Sozialversicherungsgericht

des Kantons Zürich


IV.2012.00954




II. Kammer

Sozialversicherungsrichter Mosimann, Vorsitzender

Sozialversicherungsrichter Bachofner

Sozialversicherungsrichterin Sager

Gerichtsschreiberin Tiefenbacher

Urteil vom 29. Januar 2014

in Sachen

X.___

Beschwerdeführerin


vertreten durch Rechtsanwalt Dr. Ulrich Weiss

Tösstalstrasse 23, Postfach, 8402 Winterthur


gegen


Sozialversicherungsanstalt des Kantons Zürich, IV-Stelle

Röntgenstrasse 17, Postfach, 8087 Zürich

Beschwerdegegnerin









Sachverhalt:

1.    X.___, geboren 1963, war seit 1. März 2005 als Verkäuferin tätig, erlitt am 28. August 2008 einen Unfall (vgl. Urk. 5/10/117) und meldete sich am 10. Juli 2009 bei der Invalidenversicherung zum Leistungsbezug an (Urk. 5/1). Am 5. August 2009 erlitt sie einen weiteren Unfall (vgl. Urk. 5/27/55).

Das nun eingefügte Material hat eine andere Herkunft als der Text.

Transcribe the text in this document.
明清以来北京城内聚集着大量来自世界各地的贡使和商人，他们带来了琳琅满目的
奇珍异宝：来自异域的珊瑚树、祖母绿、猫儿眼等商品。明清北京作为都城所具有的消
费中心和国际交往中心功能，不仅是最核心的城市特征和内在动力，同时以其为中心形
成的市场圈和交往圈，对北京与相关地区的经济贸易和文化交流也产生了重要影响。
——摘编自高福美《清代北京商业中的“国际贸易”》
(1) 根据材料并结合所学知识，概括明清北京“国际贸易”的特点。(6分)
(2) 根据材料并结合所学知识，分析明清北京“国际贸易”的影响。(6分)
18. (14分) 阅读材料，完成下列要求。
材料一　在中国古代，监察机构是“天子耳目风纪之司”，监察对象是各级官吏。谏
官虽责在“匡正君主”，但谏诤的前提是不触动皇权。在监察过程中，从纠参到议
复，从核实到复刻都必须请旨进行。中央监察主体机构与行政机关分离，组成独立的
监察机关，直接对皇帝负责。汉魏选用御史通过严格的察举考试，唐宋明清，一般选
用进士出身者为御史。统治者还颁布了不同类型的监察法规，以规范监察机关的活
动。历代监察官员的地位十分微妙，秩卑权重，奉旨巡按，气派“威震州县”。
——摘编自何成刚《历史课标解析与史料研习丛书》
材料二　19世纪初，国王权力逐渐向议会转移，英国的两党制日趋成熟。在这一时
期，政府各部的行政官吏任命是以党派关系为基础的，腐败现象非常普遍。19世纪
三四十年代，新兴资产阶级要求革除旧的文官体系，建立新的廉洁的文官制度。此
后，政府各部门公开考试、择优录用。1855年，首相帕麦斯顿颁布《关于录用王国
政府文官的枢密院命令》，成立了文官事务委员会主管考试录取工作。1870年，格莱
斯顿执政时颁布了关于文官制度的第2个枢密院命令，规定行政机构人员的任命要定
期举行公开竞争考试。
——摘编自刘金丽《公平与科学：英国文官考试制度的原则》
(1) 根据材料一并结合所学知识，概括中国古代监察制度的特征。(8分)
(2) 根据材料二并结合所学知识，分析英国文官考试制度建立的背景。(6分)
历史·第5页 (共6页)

    Die Sozialversicherungsanstalt des Kantons Zürich, IV-Stelle, stellte mit Verfügung vom 13. November 2009 fest, dass keine beruflichen Eingliederungsmassnahmen möglich seien, da sich die Versicherte nicht arbeitsfähig fühle (Urk. 5/21). Am 23. März 2012 teilte sie der Versicherten den Abschluss der Arbeitsvermittlung mit (Urk. 5/44).

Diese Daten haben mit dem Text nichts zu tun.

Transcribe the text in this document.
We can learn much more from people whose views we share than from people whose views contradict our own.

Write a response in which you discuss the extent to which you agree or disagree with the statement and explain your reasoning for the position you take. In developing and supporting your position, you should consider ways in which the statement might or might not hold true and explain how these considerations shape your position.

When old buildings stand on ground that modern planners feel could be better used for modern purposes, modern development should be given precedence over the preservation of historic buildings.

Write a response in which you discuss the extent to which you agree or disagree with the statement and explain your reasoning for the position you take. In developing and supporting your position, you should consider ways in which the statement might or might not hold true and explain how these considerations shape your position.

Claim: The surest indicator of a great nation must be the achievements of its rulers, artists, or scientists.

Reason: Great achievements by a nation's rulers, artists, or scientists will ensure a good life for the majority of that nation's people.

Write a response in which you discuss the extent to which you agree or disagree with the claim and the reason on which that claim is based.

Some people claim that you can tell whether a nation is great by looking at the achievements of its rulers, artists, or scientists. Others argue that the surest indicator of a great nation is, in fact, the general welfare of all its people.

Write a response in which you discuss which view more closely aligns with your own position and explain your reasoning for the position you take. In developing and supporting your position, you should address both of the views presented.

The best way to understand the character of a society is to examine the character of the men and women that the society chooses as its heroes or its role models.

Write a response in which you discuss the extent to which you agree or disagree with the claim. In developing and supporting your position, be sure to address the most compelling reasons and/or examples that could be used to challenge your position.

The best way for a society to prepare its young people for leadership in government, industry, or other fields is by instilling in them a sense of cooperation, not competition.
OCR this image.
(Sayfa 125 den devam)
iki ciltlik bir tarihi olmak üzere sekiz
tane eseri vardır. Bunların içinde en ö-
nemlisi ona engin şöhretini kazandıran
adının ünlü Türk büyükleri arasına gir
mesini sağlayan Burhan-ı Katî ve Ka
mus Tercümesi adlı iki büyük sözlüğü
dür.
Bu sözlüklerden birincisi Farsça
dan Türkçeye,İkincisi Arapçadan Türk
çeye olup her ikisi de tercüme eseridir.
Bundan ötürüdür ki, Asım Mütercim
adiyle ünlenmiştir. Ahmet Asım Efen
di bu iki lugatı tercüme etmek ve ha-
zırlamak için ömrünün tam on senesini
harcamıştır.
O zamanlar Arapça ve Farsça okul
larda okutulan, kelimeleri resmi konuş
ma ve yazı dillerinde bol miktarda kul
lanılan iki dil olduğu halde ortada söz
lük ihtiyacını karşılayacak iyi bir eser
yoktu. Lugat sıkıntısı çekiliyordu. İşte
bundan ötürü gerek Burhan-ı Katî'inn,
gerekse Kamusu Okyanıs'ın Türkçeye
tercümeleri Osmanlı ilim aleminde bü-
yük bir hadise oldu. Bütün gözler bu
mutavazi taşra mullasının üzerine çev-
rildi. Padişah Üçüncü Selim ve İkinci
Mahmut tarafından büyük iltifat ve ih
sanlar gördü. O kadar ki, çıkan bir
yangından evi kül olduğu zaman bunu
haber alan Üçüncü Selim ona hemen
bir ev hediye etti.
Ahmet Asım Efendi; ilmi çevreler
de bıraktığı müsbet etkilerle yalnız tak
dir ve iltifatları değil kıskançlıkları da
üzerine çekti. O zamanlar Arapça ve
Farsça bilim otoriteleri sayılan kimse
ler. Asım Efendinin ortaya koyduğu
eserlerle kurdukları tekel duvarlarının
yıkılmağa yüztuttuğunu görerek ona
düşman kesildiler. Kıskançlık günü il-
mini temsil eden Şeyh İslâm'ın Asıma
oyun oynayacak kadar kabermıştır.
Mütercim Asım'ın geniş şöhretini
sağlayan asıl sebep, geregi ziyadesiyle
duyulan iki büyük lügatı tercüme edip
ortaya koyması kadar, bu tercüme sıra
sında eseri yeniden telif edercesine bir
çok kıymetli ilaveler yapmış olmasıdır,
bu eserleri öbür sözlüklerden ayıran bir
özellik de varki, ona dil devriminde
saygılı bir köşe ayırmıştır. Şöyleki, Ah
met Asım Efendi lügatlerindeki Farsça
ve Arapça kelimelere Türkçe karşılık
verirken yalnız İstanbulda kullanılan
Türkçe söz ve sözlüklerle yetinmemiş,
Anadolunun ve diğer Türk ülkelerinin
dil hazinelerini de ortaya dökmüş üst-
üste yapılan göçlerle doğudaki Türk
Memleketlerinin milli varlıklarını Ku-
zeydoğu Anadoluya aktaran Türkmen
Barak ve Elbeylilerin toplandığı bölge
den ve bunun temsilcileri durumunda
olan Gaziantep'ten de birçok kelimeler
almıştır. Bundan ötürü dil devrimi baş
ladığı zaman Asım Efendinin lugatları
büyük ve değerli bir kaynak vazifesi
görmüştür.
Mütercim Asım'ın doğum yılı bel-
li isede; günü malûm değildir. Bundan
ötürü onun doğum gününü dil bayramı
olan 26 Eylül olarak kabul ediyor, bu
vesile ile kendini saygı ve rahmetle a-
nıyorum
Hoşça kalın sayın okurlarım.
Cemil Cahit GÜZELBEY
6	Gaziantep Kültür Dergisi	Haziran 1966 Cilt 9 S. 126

    Mit Vorbescheid vom 23. März 2012 stellte die IV-Stelle in Aussicht, einen Rentenanspruch zu verneinen (Urk. 5/49), dies hauptsächlich gestützt auf ein von den Y.___ am 6. Dezember 2011 erstattetes Gutachten (Urk. 5/41/19-81). Dagegen erhob die Versicherte am 7. Mai 2012 Einwände (Urk. 5/52). Mit Verfügung vom 20. Juli 2012 verneinte die IV-Stelle einen Rentenanspruch (Urk. 5/55 = Urk. 2).


2.    Gegen die Verfügung vom 20. Juli 2012 (Urk. 2) erhob die Versicherte am 14. September 2012 Beschwerde und beantragte die Zusprache einer ganzen Rente, mindestens aber einer Dreiviertelsrente (Urk. 1 S. 2 oben).

    Die IV-Stelle beantragte mit Beschwerdeantwort vom 18. Oktober 2012 (Urk. 4) die Abweisung der Beschwerde, was der Beschwerdeführerin am 8. Februar 2012 zur Kenntnis gebracht wurde (Urk. 6).


3.    Im unfallversicherungsrechtlichen Verfahren Nr. UV.2013.00157 der Beschwerdeführerin erging das Urteil am heutigen Tag.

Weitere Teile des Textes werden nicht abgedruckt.